We walked outside to a blue-black sky and imploding thunder. The air itself began to crackle. My squirrely nephew’s hair levitated.

“Dry thunderstorm,” my cousin’s boyfriend called it. No one likes him.

“God throwing a fit,” Dad proposed.

The storm continued into the night, the flash-bang of lightning and thunder, the empty pocket of space we all prayed rain would fill. I found an old girlfriend who let me sleep in the same bed as her. We tucked our hands in each other’s hoodie pockets and found a breathing rhythm. 

Lightning lit up her beige shades. The thunder followed, booming, shaking the thin drywall foundation.

“I think I’d marry you right at this moment,” I told her.

“I think I’d say yes,” she replied.

We left it at that.

She fell asleep with her shin resting on top of mine. I wondered if bone could conduct electricity. I retreated to the couch for the night.


The storm would leave, the sky scrubbed clean to antiseptic blue, but it always returned. The dark blockade of clouds seemed to sink to just above our heads, lightning skittering across their undersides. My aunt, who hadn’t been well in years, tried to knock the clouds out of the sky with a broom. Our belly buttons grew staticky and our necks grew strained from craning up. A bolt ran straight down the chimney of our pastor and missed his youngest daughter by a yard as it shot across the living room. We fell to our knees more as the days passed and prayed out of convenience. In the dry fields of Iowa, we discovered the scarecrow had raised his hands to the sky, shocked or asking for deliverance.


Our grandfather got struck and died. It happened while he was driving his car, a 1987 Buick Lesabre that damn near crawled on the ground. The sheriff said it was impossible for lightning to hit you in a car—something about the rubber tires passing the charge off to the ground. The mortician, my aunt’s ex, said he must have had a heart attack, surprised at the sudden jolt.

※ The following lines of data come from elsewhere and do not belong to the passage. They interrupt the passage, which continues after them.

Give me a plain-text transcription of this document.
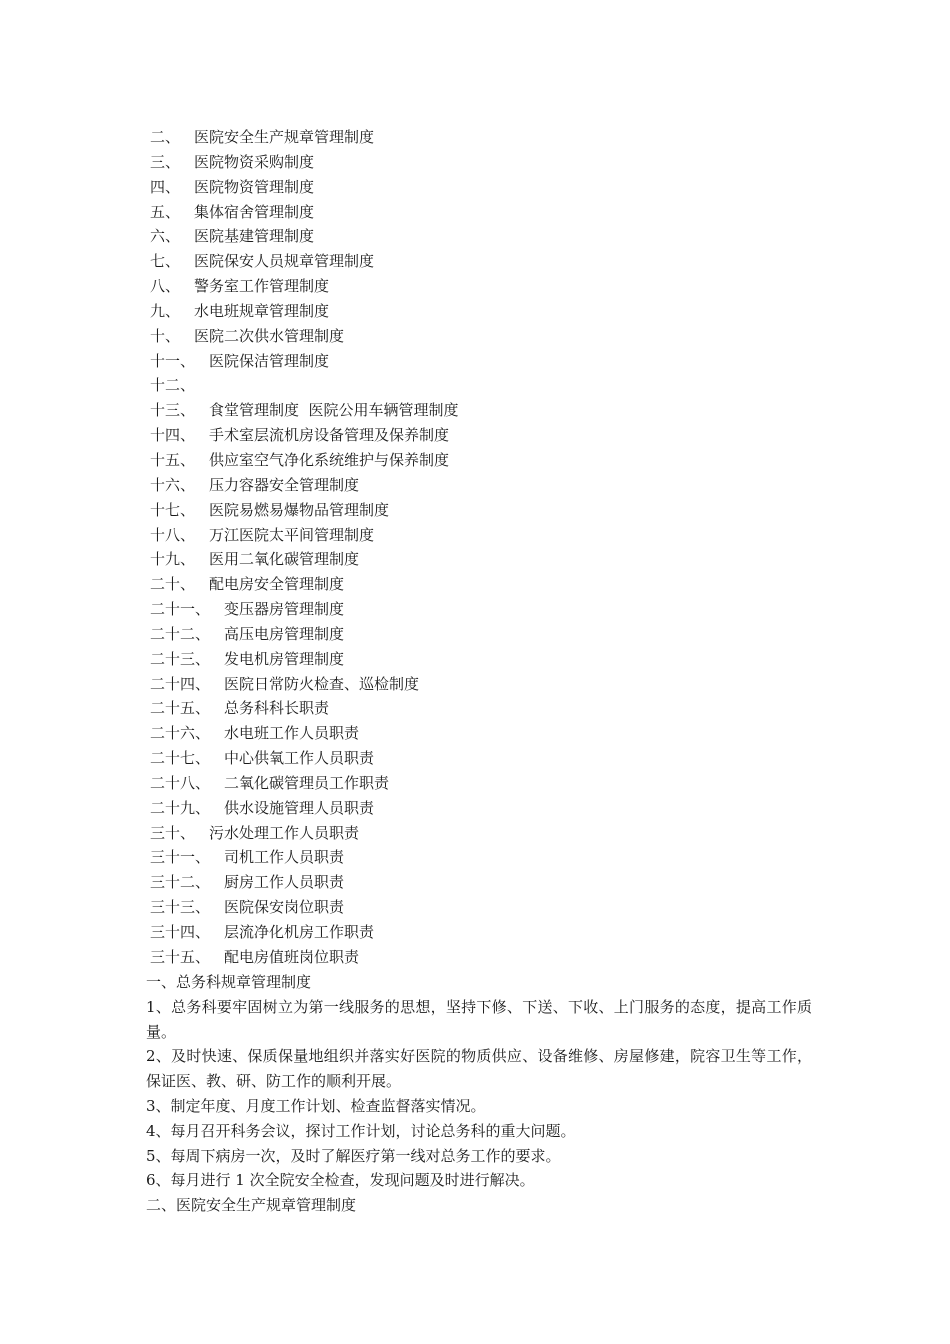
二、 医院安全生产规章管理制度
三、 医院物资采购制度
四、 医院物资管理制度
五、 集体宿舍管理制度
六、 医院基建管理制度
七、 医院保安人员规章管理制度
八、 警务室工作管理制度
九、 水电班规章管理制度
十、 医院二次供水管理制度
十一、 医院保洁管理制度
十二、
十三、 食堂管理制度  医院公用车辆管理制度
十四、 手术室层流机房设备管理及保养制度
十五、 供应室空气净化系统维护与保养制度
十六、 压力容器安全管理制度
十七、 医院易燃易爆物品管理制度
十八、 万江医院太平间管理制度
十九、 医用二氧化碳管理制度
二十、 配电房安全管理制度
二十一、 变压器房管理制度
二十二、 高压电房管理制度
二十三、 发电机房管理制度
二十四、 医院日常防火检查、巡检制度
二十五、 总务科科长职责
二十六、 水电班工作人员职责
二十七、 中心供氧工作人员职责
二十八、 二氧化碳管理员工作职责
二十九、 供水设施管理人员职责
三十、 污水处理工作人员职责
三十一、 司机工作人员职责
三十二、 厨房工作人员职责
三十三、 医院保安岗位职责
三十四、 层流净化机房工作职责
三十五、 配电房值班岗位职责

一、总务科规章管理制度

1、总务科要牢固树立为第一线服务的思想，坚持下修、下送、下收、上门服务的态度，提高工作质量。

2、及时快速、保质保量地组织并落实好医院的物质供应、设备维修、房屋修建，院容卫生等工作，保证医、教、研、防工作的顺利开展。

3、制定年度、月度工作计划、检查监督落实情况。

4、每月召开科务会议，探讨工作计划，讨论总务科的重大问题。

5、每周下病房一次，及时了解医疗第一线对总务工作的要求。

6、每月进行 1 次全院安全检查，发现问题及时进行解决。

二、医院安全生产规章管理制度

He was the only good one in my family, Grandpa, although none of us had been there to watch him grow up. He found a way to treasure everyone in this kingdom of insects and wind and tire swings. He taught my cousins and me how to fight with a heavy bag and wrapped knuckles and the reward of a warm beer at the end of it. We were young so he made sure it was a light beer.

I had no steadfast ritual to get rid of the pain that cradled my heart like a sickly newborn. I tried praying, long drives, and even watching his old VHS movies. We had nothing in common, really, and I had never been one to pen a letter with no one to hand it off to. But I loved him with my whole damn heart, and he took on that love whenever I came around. It hurt more than I expected because I had never admitted to myself that he might die.

Grief, mourning, closure. People kept throwing the same words at me. I nodded so that they’d think they helped me identify something.


We met up on the side of the road where Grandpa had died. There wasn’t much there—some scrub brush, a section of an old fence, rusty barbed wire snaking around the pockmarked slats. They say lightning won’t strike the same place twice. As usual, they are wrong. The tops of the wooden posts were exploded, scarred black.

Grandpa had been cremated so my uncle spread him out on the dry ground. We said a few words. I watched the wind whisk away parts of my grandpa.

The rain came after a while, swift and punishing. It pounded away at Grandpa’s ashes and carried him off in little rivulets. He spread out across the land.

We had been waiting for the rain so long we didn’t know how to react. I wanted to celebrate but didn’t have the heart to muster it. People peeled off, cold and shivering, getting in their cars and squealing away. I let myself cry then, under the cover of rain. I cried more than I ever had until my body wrung itself clean out.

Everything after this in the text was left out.